Paul Thomas

Terror Fails as Long as We Stay Grounded

Mar 26, 2016 | The Age of Terror

Are the terrorists winning? Donald Trump thinks they are – “totally.”

But, as goodtime girl Mandy Rice-Davies said when told a married aristocrat denied having slept with her: “Well, he would say that, wouldn’t he?” Trump’s candidacy is based on the proposition that America is going to hell in a handcart and only he can stop it.

Given that terrorism is, first and foremost, propaganda writ large, it could be argued that, if the likely Republican presidential candidate says the terrorists are winning, then they are winning.

Not on the battlefield: according to the Pentagon, in recent months ISIS has lost 40% of the territory it controlled in Iraq and 20% of its territory in Syria. The US led bombing campaign is said to have killed 10,000 frontline fighters. Even so, the bombs in Brussels supposedly show that terrorism poses an existential threat to the west.

The key words here are “the west.” There have been scores of terrorist attacks in the last few months, nearly all of them in Muslim or predominantly Muslim countries. Leaving aside those countries where terrorism is an adjunct to armed civil strife, there have been major terrorist attacks in Burkina Faso, Indonesia, Ivory Coast, Mali, Tunisia and Turkey which reinforces the point that the vast majority of victims of Islamist terror are adherents of Islam.

In light of the frequency and scale of the attacks, should we agree with Newstalk ZB host and Herald columnist Larry Williams who wrote after the Brussels bombing, “Fact: the terrorists are succeeding.”

Well, yes and no. Call me a pedant but that’s not a fact; it’s an assertion. It’s certainly the case, though, that the terrorists are succeeding in perpetrating acts of terror. But then they always have and they always will. Security chiefs have repeatedly warned that it’s simply not possible to thwart every single terrorist plot.

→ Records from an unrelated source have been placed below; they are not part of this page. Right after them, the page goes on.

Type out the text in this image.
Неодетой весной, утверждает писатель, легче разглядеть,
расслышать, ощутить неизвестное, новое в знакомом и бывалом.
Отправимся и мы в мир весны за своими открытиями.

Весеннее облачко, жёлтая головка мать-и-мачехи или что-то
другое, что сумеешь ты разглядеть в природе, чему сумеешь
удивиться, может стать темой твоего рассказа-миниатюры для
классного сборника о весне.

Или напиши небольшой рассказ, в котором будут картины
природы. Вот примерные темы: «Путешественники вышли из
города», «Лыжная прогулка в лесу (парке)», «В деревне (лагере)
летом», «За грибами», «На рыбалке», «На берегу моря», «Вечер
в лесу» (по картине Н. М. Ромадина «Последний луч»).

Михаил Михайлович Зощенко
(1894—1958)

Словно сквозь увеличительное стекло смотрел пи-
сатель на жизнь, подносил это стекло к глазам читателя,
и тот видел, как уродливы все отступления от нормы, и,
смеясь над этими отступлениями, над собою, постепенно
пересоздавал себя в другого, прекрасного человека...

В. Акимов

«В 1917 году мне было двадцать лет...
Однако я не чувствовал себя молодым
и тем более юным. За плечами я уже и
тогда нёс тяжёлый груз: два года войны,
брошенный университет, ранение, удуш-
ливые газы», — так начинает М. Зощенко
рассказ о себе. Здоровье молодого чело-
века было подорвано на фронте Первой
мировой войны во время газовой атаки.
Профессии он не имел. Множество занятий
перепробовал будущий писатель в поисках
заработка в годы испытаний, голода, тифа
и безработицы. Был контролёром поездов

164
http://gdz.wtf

Take Britain for example: there are at least 3,000 people on MI5’s database of violent extremists and terrorism expert Jean-Charles Brisard estimates it takes 20 to 25 counter-terrorism officials to maintain surveillance on a single suspect. Resources are finite and somewhere along the line someone’s going to slip through the net. British authorities are now planning for a worst-case scenario of ten simultaneous attacks in London.

The demagogues huff and puff and insist they can stop terrorism by being tough and throwing humanity and the law book out the window. I refer them to the website israelhasbeenterrorattackfreefor.com which, as its name suggests, tracks terrorist incidents in the world’s hardest target. At the time of writing, Israel hadn’t suffered an attack for all of six and a half days.

As to whether they’re succeeding in the wider sense, that’s up to the targets of their bullets, bombs and propaganda.

So when Trump declares that the terrorists are winning, even though they aren’t winning in any meaningful sense of the term, he plays into their hands by stoking public anxiety and inflating the threat.

(One of terrorism’s propaganda tricks is to make a small organisation with limited capacity look all-powerful and its large and powerful adversary look helpless. Suicide bombing your fellow citizens is entry-level stuff: a fortnight ago a single US drone strike on an Al-Shabaab training camp in Somalia took out 150 jihadists.)

And when Trump and Ted Cruz and their European counterparts like Marine Le Pen advocate immigration bans, closed borders, intensive policing of Muslim neighbourhoods, torture and carpet bombing, they compound the mistake by inflating a terror campaign into a quasi-religious war of survival in which the ends justify the means.

Defeating terrorism takes time – not months or years, decades. That in turn requires stoicism, resilience, the ability to absorb these terrible shocks without giving in to defeatism or forgetting who we are and what we stand for.

As Margaret Thatcher said of the 1984 Brighton bombing that very nearly wiped out the entire British government: “We suffered a tragedy not one of us thought could happen in our country. And we picked ourselves up and sorted ourselves out, as all good British people do.”

Notwithstanding the hysteria and fear-mongering, this Easter weekend most Brussels residents will do exactly what they would have done if the bombings hadn’t taken place: go to church or a football match or a movie; spend time with family and friends; go out for a drink or a meal.

The alternative would be to hide in their homes, petrified into paralysis by a risk that’s substantially lower than the one they readily accept every time they get in a car.